A. Follow https://support.microfocus.com/kb/doc.php?id=7000616 which provides an overview and examples on how to write a new Xen network-bridge script to prevent device renaming, for use by the Xen bridge.

B. Use two Network Interface Cards, one for Novell Cluster Services and a second one for use by the Xen DomU's with default bridging. To specify the default device to use for the Xen bridge do the following;
  1. Edit "/etc/xen/xend-config.sxp".
  2. Look for the line that executes the network-bridge script, which will look something like "(network-script network-bridge)".
  3. Modify the above line to read like the following example "(network-script 'network-bridge netdev=eth1')" where "eth1" is the device for use as the default Xen bridge device.

Additional Information

To understand how this negatively impacts Novell Cluster Services consider the following;

First something about the Master IP Address resource, this is used by Novell Cluster Services for management purposes but also in oder to determine node survival in certain scenarios when a perceived node failure occurs.
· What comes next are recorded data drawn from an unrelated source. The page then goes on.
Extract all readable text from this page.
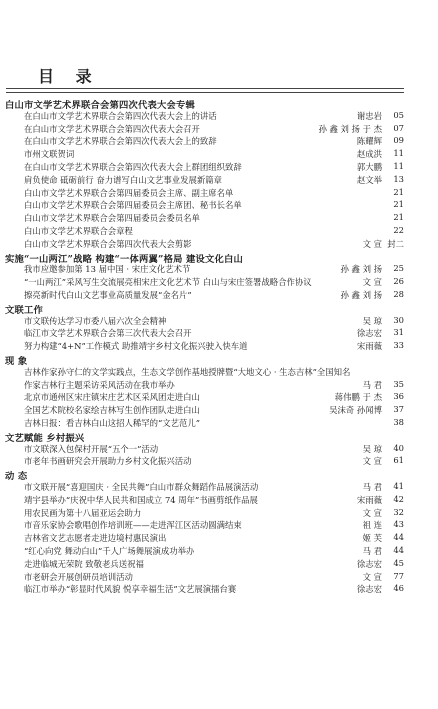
目 录
白山市文学艺术界联合会第四次代表大会专辑
在白山市文学艺术界联合会第四次代表大会上的讲话	谢忠岩	05
在白山市文学艺术界联合会第四次代表大会召开	孙 鑫 刘 扬 于 杰	07
在白山市文学艺术界联合会第四次代表大会上的致辞	陈耀辉	09
市州文联贺词	赵成洪	11
在白山市文学艺术界联合会第四次代表大会上群团组织致辞	郭大鹏	11
肩负使命 砥砺前行 奋力谱写白山文艺事业发展新篇章	赵文举	13
白山市文学艺术界联合会第四届委员会主席、副主席名单	21
白山市文学艺术界联合会第四届委员会主席团、秘书长名单	21
白山市文学艺术界联合会第四届委员会委员名单	21
白山市文学艺术界联合会章程	22
白山市文学艺术界联合会第四次代表大会剪影	文 宣 封二
实施“一山两江”战略 构建“一体两翼”格局 建设文化白山
我市应邀参加第 13 届中国 · 宋庄文化艺术节	孙 鑫 刘 扬	25
“一山两江”采风写生交流展亮相宋庄文化艺术节 白山与宋庄签署战略合作协议	文 宣	26
擦亮新时代白山文艺事业高质量发展“金名片”	孙 鑫 刘 扬	28
文联工作
市文联传达学习市委八届六次全会精神	吴 琼	30
临江市文学艺术界联合会第三次代表大会召开	徐志宏	31
努力构建“4+N”工作模式 助推靖宇乡村文化振兴驶入快车道	宋雨薇	33
现 象
吉林作家孙守仁的文学实践点，生态文学创作基地授牌暨“大地文心 · 生态吉林”全国知名
作家吉林行主题采访采风活动在我市举办	马 君	35
北京市通州区宋庄镇宋庄艺术区采风团走进白山	蒋伟鹏 于 杰	36
全国艺术院校名家绘吉林写生创作团队走进白山	吴沫奇 孙闻博	37
吉林日报：看吉林白山这招人稀罕的“文艺范儿”	38
文艺赋能 乡村振兴
市文联深入包保村开展“五个一”活动	吴 琼	40
市老年书画研究会开展助力乡村文化振兴活动	文 宣	61
动 态
市文联开展“喜迎国庆 · 全民共舞”白山市群众舞蹈作品展演活动	马 君	41
靖宇县举办“庆祝中华人民共和国成立 74 周年”书画剪纸作品展	宋雨薇	42
用农民画为第十八届亚运会助力	文 宣	32
市音乐家协会歌唱创作培训班——走进浑江区活动圆满结束	祖 连	43
吉林省文艺志愿者走进边境村惠民演出	姬 芙	44
“红心向党 舞动白山”千人广场舞展演成功举办	马 君	44
走进临城无荣院 致敬老兵送祝福	徐志宏	45
市老研会开展创研员培训活动	文 宣	77
临江市举办“彰显时代风貌 悦享幸福生活”文艺展演擂台赛	徐志宏	46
In a two node cluster, if both nodes believe the other node failed (due to not receiving network heartbeat packets anymore for example), the node hosting the Master IP Address resource will survive and force the other node to restart.

Taking all of the above into account, below is an exmaple of what can then happen in a two node cluster;
  1. Node1 and Node2 are two Xen Dom0's each with one ethernet device, eth0, each part of the same Novell Cluster.
  2. When Novell Cluster Services loads it will use the default device, in this case eth0.
  3. When the Xen network-bridge script is executed, eth0 is renamed to peth0 and eth0 is added as a virtual device on the Xen bridge.
  4. Executing "cluster status" from the server console, we see the Master IP Address resource is running on Node1.
  5. We now simulate a network failure on Node1 by removing the LAN cable.
  6. In /var/log/messages is reported something like "kernel: <nic_driver>: peth2 NIC Copper Link is Down".
  7. Immidiately after this, we normally would expect to see another message from Novell Cluster Services stating "gipc link down" (gipc is the Novell Cluster Services module monitoring for network state changes). However this never happens, since gipc is monitoring eth0.
  8. Node1 is hosting the Master IP Address resource, and thus node2 is forced out of the cluster and restarts, despite this node being the actual node that still has good network connectivity.